In New York City, a small group of actors and entertainers, wishing to continue their social gatherings on Sundays, when New York's blue laws prevented the opening of public establishments, began to meet regularly as the "Jolly Corks," a name derived from a bar trick introduced by the group's organizer. While the meetings were held with regularity, apparently no form nor substance resulted, except for the adoption of a toast to members of the group not in attendance. Shortly before Christmas in 1867, only a few months after the fellows began to meet, one of their number died, leaving his wife and children destitute.
This event gave rise to the notion that, in addition to good fellowship, the Jolly Corks needed a more noble purpose in order to endure, and serving not only their own in need, but others as well, would be appropriate. Two months later, on February 16, 1868, with a statement of serious purpose, an impressive set of rituals, a symbol of strength and majesty and such other elaborate trappings that might be expected of a group of actors and musicians, the new fraternal order was launched.

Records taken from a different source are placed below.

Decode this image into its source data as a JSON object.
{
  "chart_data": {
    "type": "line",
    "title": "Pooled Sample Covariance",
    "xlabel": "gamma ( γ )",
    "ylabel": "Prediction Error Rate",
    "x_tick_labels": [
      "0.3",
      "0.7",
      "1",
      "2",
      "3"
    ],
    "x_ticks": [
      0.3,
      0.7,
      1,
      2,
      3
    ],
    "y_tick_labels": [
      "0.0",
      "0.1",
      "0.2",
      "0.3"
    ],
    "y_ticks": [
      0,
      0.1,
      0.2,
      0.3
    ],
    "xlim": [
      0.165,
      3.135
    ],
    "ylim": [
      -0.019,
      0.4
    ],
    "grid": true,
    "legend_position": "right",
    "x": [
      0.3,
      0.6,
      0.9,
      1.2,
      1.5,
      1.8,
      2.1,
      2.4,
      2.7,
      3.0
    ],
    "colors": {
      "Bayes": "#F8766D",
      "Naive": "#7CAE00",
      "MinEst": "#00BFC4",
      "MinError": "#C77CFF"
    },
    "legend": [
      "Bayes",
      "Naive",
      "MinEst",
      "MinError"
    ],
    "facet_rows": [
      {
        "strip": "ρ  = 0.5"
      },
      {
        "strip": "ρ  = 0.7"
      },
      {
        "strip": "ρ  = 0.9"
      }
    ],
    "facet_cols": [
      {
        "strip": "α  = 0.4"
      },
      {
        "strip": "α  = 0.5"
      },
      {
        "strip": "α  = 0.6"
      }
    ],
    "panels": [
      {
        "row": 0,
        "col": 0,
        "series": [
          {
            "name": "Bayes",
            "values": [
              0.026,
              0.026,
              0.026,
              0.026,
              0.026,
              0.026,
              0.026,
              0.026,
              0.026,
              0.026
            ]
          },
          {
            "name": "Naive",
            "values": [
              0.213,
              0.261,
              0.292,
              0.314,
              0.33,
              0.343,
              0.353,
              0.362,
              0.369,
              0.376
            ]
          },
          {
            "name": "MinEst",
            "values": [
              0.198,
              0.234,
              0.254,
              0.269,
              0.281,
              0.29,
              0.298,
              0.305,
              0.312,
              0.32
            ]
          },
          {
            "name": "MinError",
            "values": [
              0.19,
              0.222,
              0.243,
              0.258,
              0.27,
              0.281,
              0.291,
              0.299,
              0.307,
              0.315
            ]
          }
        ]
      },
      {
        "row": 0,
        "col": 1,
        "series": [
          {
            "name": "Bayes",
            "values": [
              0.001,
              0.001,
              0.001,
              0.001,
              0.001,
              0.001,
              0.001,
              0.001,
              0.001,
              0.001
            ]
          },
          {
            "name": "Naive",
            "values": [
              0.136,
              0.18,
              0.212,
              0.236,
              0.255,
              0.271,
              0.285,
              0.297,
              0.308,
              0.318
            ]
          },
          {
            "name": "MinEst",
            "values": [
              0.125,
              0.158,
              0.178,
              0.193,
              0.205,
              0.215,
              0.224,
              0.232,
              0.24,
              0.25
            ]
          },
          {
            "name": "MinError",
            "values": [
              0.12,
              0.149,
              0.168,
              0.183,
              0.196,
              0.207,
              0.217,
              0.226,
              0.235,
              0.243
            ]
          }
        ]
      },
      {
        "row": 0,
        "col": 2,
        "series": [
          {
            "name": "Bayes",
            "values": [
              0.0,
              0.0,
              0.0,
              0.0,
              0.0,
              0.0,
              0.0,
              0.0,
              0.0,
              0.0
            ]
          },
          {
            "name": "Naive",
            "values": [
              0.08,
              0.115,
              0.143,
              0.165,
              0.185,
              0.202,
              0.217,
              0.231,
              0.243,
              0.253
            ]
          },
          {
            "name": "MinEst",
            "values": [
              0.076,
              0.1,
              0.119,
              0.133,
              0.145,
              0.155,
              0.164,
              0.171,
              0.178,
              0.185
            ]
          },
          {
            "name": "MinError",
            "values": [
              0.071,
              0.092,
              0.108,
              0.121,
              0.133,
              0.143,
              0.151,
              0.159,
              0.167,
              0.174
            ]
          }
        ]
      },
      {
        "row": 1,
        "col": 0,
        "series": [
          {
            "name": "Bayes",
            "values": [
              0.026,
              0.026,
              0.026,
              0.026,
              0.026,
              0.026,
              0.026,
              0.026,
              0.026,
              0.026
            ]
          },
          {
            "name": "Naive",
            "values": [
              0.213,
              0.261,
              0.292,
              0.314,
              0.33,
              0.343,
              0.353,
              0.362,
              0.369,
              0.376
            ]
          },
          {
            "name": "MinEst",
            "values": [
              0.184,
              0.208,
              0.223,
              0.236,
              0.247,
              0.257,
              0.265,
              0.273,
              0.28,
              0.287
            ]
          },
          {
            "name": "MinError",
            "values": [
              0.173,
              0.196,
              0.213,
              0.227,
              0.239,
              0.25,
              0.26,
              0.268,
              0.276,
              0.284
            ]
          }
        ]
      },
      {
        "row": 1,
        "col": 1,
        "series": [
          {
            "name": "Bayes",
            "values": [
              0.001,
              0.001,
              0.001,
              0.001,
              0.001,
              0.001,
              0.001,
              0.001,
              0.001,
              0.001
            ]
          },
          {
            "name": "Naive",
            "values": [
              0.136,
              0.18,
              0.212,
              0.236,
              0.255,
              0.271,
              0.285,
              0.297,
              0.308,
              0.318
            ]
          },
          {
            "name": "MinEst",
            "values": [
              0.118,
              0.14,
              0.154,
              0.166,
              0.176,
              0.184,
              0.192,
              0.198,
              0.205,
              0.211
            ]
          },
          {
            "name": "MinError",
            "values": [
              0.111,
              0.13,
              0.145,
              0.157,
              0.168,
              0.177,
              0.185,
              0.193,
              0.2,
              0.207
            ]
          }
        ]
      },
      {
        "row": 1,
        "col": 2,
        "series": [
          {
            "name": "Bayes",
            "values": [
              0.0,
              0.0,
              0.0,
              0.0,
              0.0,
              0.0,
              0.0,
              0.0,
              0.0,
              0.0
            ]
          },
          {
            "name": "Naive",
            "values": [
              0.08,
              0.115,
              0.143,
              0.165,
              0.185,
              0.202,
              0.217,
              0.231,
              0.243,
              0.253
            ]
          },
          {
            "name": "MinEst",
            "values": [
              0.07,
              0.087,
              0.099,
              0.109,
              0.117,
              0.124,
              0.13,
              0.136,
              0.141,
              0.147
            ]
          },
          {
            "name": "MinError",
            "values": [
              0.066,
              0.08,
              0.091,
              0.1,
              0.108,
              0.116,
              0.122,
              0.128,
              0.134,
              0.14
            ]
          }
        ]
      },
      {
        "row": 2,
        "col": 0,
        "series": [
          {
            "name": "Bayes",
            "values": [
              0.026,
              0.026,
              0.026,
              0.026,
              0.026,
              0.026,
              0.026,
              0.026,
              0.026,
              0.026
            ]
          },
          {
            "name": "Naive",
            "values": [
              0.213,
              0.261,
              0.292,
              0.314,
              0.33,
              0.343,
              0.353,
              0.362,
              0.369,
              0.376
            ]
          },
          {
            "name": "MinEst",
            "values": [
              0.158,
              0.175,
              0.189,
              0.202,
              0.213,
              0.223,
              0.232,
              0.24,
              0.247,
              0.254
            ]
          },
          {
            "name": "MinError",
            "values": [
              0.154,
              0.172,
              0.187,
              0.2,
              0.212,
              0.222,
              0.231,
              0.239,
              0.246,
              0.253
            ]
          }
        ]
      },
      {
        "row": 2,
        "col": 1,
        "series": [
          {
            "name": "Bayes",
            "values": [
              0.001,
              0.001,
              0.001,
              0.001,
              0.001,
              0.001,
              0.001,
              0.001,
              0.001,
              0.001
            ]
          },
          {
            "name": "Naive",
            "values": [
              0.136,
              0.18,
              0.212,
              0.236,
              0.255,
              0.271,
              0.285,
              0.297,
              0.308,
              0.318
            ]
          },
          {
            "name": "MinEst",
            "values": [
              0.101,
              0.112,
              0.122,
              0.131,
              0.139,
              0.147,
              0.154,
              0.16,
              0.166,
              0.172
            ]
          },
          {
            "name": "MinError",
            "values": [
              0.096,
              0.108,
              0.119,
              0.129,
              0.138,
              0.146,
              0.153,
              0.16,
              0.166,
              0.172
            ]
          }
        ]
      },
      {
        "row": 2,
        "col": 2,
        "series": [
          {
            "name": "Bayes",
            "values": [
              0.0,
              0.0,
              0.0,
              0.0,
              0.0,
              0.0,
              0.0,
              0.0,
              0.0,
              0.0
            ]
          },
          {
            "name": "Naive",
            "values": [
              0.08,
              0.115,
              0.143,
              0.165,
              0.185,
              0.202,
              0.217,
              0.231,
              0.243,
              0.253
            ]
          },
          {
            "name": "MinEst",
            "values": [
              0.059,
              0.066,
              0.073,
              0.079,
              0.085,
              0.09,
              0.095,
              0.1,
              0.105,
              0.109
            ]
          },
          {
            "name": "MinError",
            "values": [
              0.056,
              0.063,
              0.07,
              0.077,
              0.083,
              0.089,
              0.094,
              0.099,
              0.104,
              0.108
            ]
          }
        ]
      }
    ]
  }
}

Since its founding on February 16, 1868, the Benevolent and Protective Order of Elks (BPOE) has been recognized by the noble creature that is the symbol of the Order. The elk is a peaceful animal, but will rise in defense of its own in the face of a threat. The majestic creature is fleet of foot and keen of perception. A most fitting representation, the stately elk is, for a distinctively American, intensely patriotic, family oriented organization subscribing to the cardinal principles of Elkdom, "Charity, Justice, Brotherly Love and Fidelity." The 15 Founders of the BPOE desired a readily identifiable creature of stature, indigenous to America. Eight members voted to adopt the elk, seven favored the buffalo.
The main Founder of the Elks, Brother Charles Algernon Sidney Vivian, an English-born actor, was a member of the British fraternity known as the Royal Antediluvian Order of Buffaloes. Brother Vivian especially desired to see the new Order adopt the title of "buffaloes," but the vote carried with the name of "Elks."